The invention of the flexible endoscope by Basil Hirschowitz, which has revolutionized surgery by greatly reducing the complexity and invasiveness of many surgical procedures. (This work, undertaken in the mid-1950s, led to the production of the first glass-clad optical fibers, which later revolutionized modern telecommunications.)
The co-invention of LASIK eye surgery by Samuel Blum (together with Rangaswamy Srinivasan and James Wynne).
The invention of phacoemulsification cataract surgery by Charles Kelman, which is the technique most widely used for cataract removal worldwide. More than two hundred million such operations have been performed. It has revolutionized the procedure by completely eliminating the need for hospitalization, which had previously averaged one week. Kelman was a recipient of both the US National Medal of Technology in 1992 and the Lasker Award for Clinical Medical Research in 2004 (posthumously).
The co-invention of the first artificial heart valve to achieve widespread use by Albert Starr. Together with Lowell Edwards, Starr invented the Starr-Edwards heart valve, which he used in 1960 to successfully perform the first human mitral valve replacement. In 1963, he used the valve to successfully perform the first human triple (aortic, mitral, and bicuspid) valve replacement. At the same time, Starr pioneered the cardiac intensive care unit to provide post-operative care for his valve replacement patients. For his role in the development of prosthetic heart valves, Starr shared the 2007 Lasker Award for Clinical Medical Research.
The invention of the cardiac defibrillator, external pacemaker, and cardiac monitor by Paul Zoll. Zoll (and, independently, Wilson Greatbatch ) later invented the implantable cardiac pacemaker. Michel Mirowski and Morton Mower were two of the four inventors of the automatic, implantable cardiac defibrillator.
The invention of the Heimlich Maneuver by Henry Heimlich.

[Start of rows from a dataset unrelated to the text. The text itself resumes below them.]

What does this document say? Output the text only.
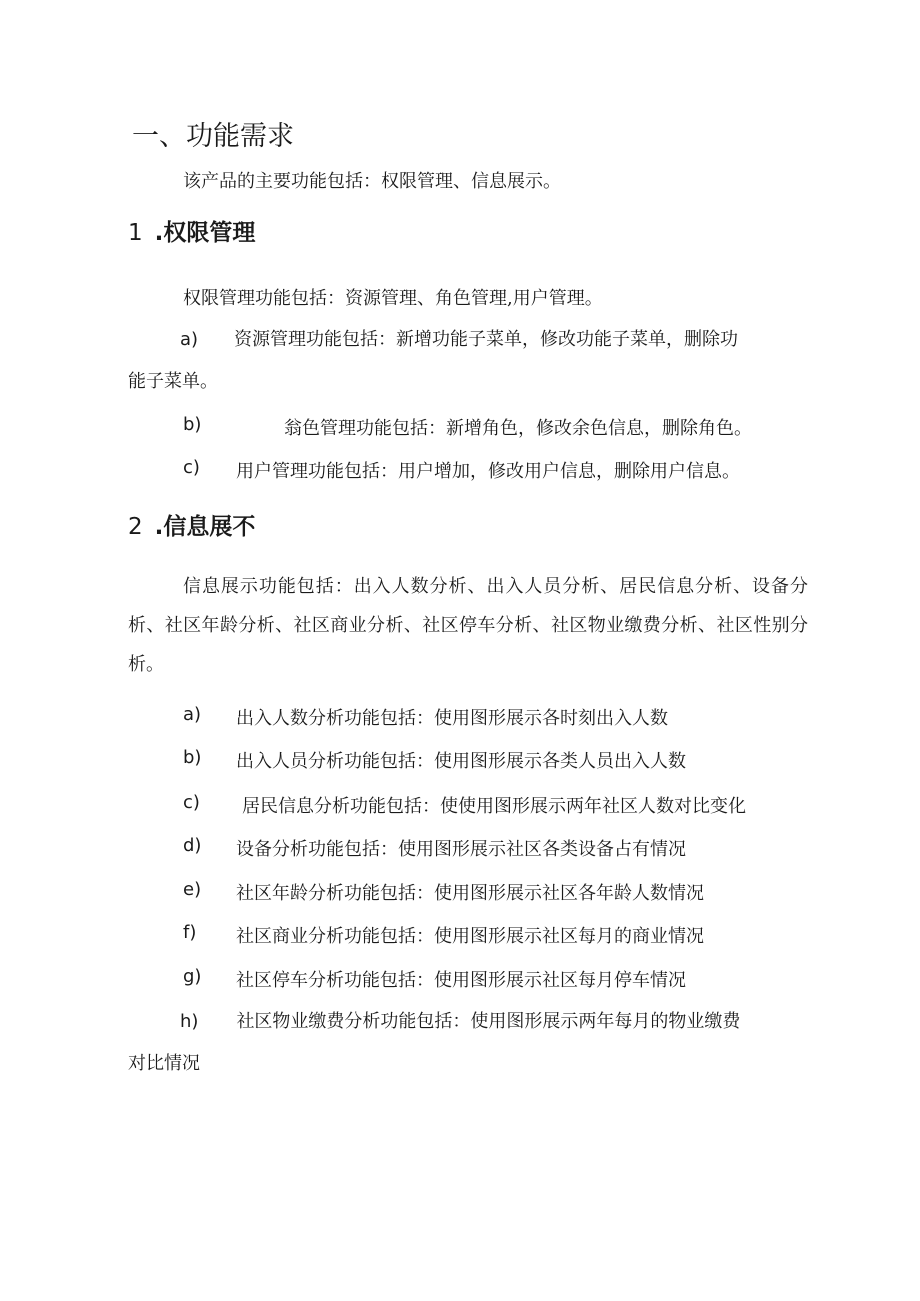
一、功能需求
该产品的主要功能包括：权限管理、信息展示。
1 .权限管理
权限管理功能包括：资源管理、角色管理,用户管理。
a) 资源管理功能包括：新增功能子菜单，修改功能子菜单，删除功
能子菜单。
b)	翁色管理功能包括：新增角色，修改余色信息，删除角色。
c) 用户管理功能包括：用户增加，修改用户信息，删除用户信息。
2 .信息展不
信息展示功能包括：出入人数分析、出入人员分析、居民信息分析、设备分析、社区年龄分析、社区商业分析、社区停车分析、社区物业缴费分析、社区性别分析。
a) 出入人数分析功能包括：使用图形展示各时刻出入人数
b) 出入人员分析功能包括：使用图形展示各类人员出入人数
c) 居民信息分析功能包括：使使用图形展示两年社区人数对比变化
d) 设备分析功能包括：使用图形展示社区各类设备占有情况
e) 社区年龄分析功能包括：使用图形展示社区各年龄人数情况
f) 社区商业分析功能包括：使用图形展示社区每月的商业情况
g) 社区停车分析功能包括：使用图形展示社区每月停车情况
h) 社区物业缴费分析功能包括：使用图形展示两年每月的物业缴费
对比情况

The co-invention of the basic technique used worldwide for the controlled chlorination of drinking water supplies by Abel Wolman. Wolman and Linn Enslow’s invention resulted in a dramatic reduction in the incidence of such waterborne diseases as cholera, dysentery, and typhoid fever; as such, it was arguably the single most important contribution to public health in the twentieth century. The number of lives thereby saved has been variously estimated as running into the hundreds of millions. Wolman received both the Lasker Award for Public Service in 1960 and the US National Medal of Science in 1974. The Abel Wolman Municipal Building, one of the largest buildings in Baltimore, MD (where he taught at Johns Hopkins), was named in his honor.